I performed a test to study the joint effects of hardness and alkalinity (independent variables, IV) on reproduction (number of offspring, dependent variable, DV) of water fleas, but I’m not sure what statistical test is appropriate to analyze data.
First, I’m not sure whether both IV are independent. They are often correlated in natural waters, thus I kept them autocorrelated in my experiments (they are positively related). However, I manipulated them independently (by adding different salts to water). I may say “they are independent but autocorrelated”?! So are they really independent?

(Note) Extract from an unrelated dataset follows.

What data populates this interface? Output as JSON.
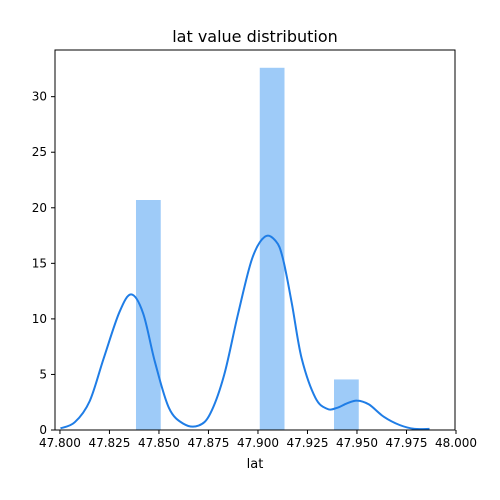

Second question: how to analyze data? The design is not factorial: I tested 4 levels of hardness, 4 levels of alkalinity (this would give 16 waters, but I tested only 10 waters). Graphically, data suggest an interaction between hardness and alkalinity on reproduction of the organisms, but I cannot test it. Supposing the assumptions for ANOVA are met, can I use ANOVA? I first thought of performing ANOVA following the GLM procedure and using simultaneously hardness level and alkalinity level as fixed factors (although they vary to a little extent, as a consequence of the measurement technique). But I was told to perform ANOVA (GLM) for hardness level and, separately, for alkalinity level, but I don’t understand why. Anyway, how should I analyze data?
Best Answer
No, don't do them separately, that was incorrect advice (although it might be part of an overall strategy that includes other things). Their positive correlation when doing them separately would mean that the effect you see of hardness will also include effects of alkalinity, and vice versa. You should probably be using a regression to look at this. Alkalinity and hardness are continuous variables, not categorical, and you can put both in your regression and then you can then see the unique contribution of each in their beta coefficients. You can then do an additional regression to see the interaction by adding an interaction term (the main effects won't mean anything useful to you in the interaction model).